"The discount on European equities has never been greater". It's an example of how what's cheap can stay cheap for a long time: the famous "value trap" concept. And it's a problem that goes beyond the simple match of stock markets.

European equities are currently trading at 13.2 times next year's earnings, which is close to their long-term average. This compares with 21.6 PE forward for US equities (versus 18.2 for their 10-year average). Over the past decade, the gap has widened steadily. Buoyed by a handful of mega-caps with insolent profitability, Wall Street is racing ahead and crushing the rest of the world. The United States now accounts for 74% of the MSCI World index, but only 25% of global GDP.

Vicious circle

At first glance, the valuation discount is not a problem. If we worry all day long about high valuations in the US, we can only rejoice in the fact that the European market is cheap. 

But what are we seeing in practice? More than long term investors, it's private equity that's attracted to European markets and coming to do business. Indeed, valuations are much more attractive than in unlisted markets. We saw this again recently with the takeover of Neoen by the Canadian fund Brookfield. As a result, many quality companies are delisted and end up in the hands of private equity funds (ironically, the largest private equity funds are listed on the stock market). This mechanism means that the European stock market, and in particular the small and mid-cap segment, is gradually losing quality, which in turn feeds investor disinterest.

Secondly, from the point of view of European companies, the discount also acts as a brake. Unlisted companies are not attracted by a market that does not value them well, which often pushes them to list in the United States or to remain in the unlisted sector, which has become much more structured in recent years, enabling us to support companies up to much larger capitalizations.

For companies that are already listed, there is another disadvantage. When they seek to grow externally (i.e., by acquiring another company), and buy out an American competitor who sometimes opens up this market, the valuation gap means that the transaction price is high. In many cases, the market reacts badly to such rumors, and the stock takes a beating, nipping the acquisition project in the bud.
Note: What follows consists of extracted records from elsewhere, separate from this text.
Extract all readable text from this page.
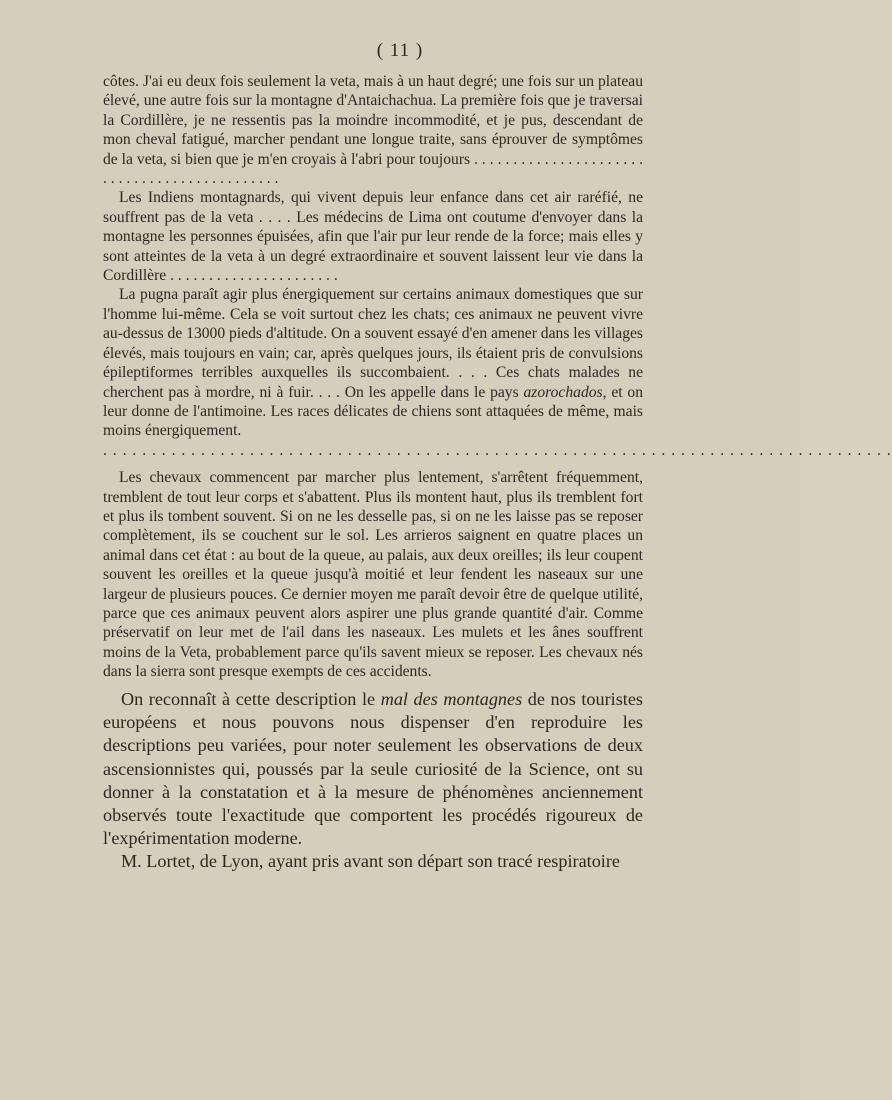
( 11 )

côtes. J'ai eu deux fois seulement la veta, mais à un haut degré; une fois sur un plateau élevé, une autre fois sur la montagne d'Antaichachua. La première fois que je traversai la Cordillère, je ne ressentis pas la moindre incommodité, et je pus, descendant de mon cheval fatigué, marcher pendant une longue traite, sans éprouver de symptômes de la veta, si bien que je m'en croyais à l'abri pour toujours . . . . . . . . . . . . . . . . . . . . . . . . . . . . . . . . . . . . . . . . . . . . .

Les Indiens montagnards, qui vivent depuis leur enfance dans cet air raréfié, ne souffrent pas de la veta . . . . Les médecins de Lima ont coutume d'envoyer dans la montagne les personnes épuisées, afin que l'air pur leur rende de la force; mais elles y sont atteintes de la veta à un degré extraordinaire et souvent laissent leur vie dans la Cordillère . . . . . . . . . . . . . . . . . . . . . .

La pugna paraît agir plus énergiquement sur certains animaux domestiques que sur l'homme lui-même. Cela se voit surtout chez les chats; ces animaux ne peuvent vivre au-dessus de 13000 pieds d'altitude. On a souvent essayé d'en amener dans les villages élevés, mais toujours en vain; car, après quelques jours, ils étaient pris de convulsions épileptiformes terribles auxquelles ils succombaient. . . . Ces chats malades ne cherchent pas à mordre, ni à fuir. . . . On les appelle dans le pays azorochados, et on leur donne de l'antimoine. Les races délicates de chiens sont attaquées de même, mais moins énergiquement.

. . . . . . . . . . . . . . . . . . . . . . . . . . . . . . . . . . . . . . . . . . . . . . . . . . . . . . . . . . . . . . . . . . . . . . . . . . . . . . . . .

Les chevaux commencent par marcher plus lentement, s'arrêtent fréquemment, tremblent de tout leur corps et s'abattent. Plus ils montent haut, plus ils tremblent fort et plus ils tombent souvent. Si on ne les desselle pas, si on ne les laisse pas se reposer complètement, ils se couchent sur le sol. Les arrieros saignent en quatre places un animal dans cet état : au bout de la queue, au palais, aux deux oreilles; ils leur coupent souvent les oreilles et la queue jusqu'à moitié et leur fendent les naseaux sur une largeur de plusieurs pouces. Ce dernier moyen me paraît devoir être de quelque utilité, parce que ces animaux peuvent alors aspirer une plus grande quantité d'air. Comme préservatif on leur met de l'ail dans les naseaux. Les mulets et les ânes souffrent moins de la Veta, probablement parce qu'ils savent mieux se reposer. Les chevaux nés dans la sierra sont presque exempts de ces accidents.

On reconnaît à cette description le mal des montagnes de nos touristes européens et nous pouvons nous dispenser d'en reproduire les descriptions peu variées, pour noter seulement les observations de deux ascensionnistes qui, poussés par la seule curiosité de la Science, ont su donner à la constatation et à la mesure de phénomènes anciennement observés toute l'exactitude que comportent les procédés rigoureux de l'expérimentation moderne.

M. Lortet, de Lyon, ayant pris avant son départ son tracé respiratoire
This is what happened last September, when Bloomberg reported that Sodexo was interested in acquiring its American competitor Aramark, which is equivalent in size in terms of sales. At the same time, Elis was sanctioned for its interest in the American company Vestis.

Structural discount

The valuation discount on European equities is primarily the result of Europe's political and economic situation. An aging continent with low growth potential. An economically and financially less integrated zone. A politically fragmented zone, whose main leaders are weakened.

All this is reflected in the figures. Since 2019, European nominal GDP growth has been only 40% of that of the United States. And the growth in earnings per share expected by European companies in 2025 will be around half that of their American rivals (+8% vs. +15%), despite good international exposure.

This brings us back to the Draghi report's observation that Europe is a continent where everything seems to stand still. One fact sums it up: the three European companies filing the most patents are the same as at the turn of the century (3 carmakers). This is more incremental innovation than disruptive innovation, which is what creates value. As a result, debates are limited to how to regulate other people's innovations.

In the face of this situation, one subject keeps coming up again and again: the sea serpent of capital market union. But this beautiful idea always comes up against reality. Last September, Unicredit announced its intention to consolidate the European banking sector. Its main target: the German bank Commerzbank. But the German political class and trade unions rose up as one. There's no question of a German flagship coming under Italian control. Even if, officially, the fear for jobs was more important. Where do we stand today? Earlier this week, the Financial Times reported that Commerzbank was considering job cuts in order to present a more attractive image to investors...and thus avoid a takeover by Unicredit.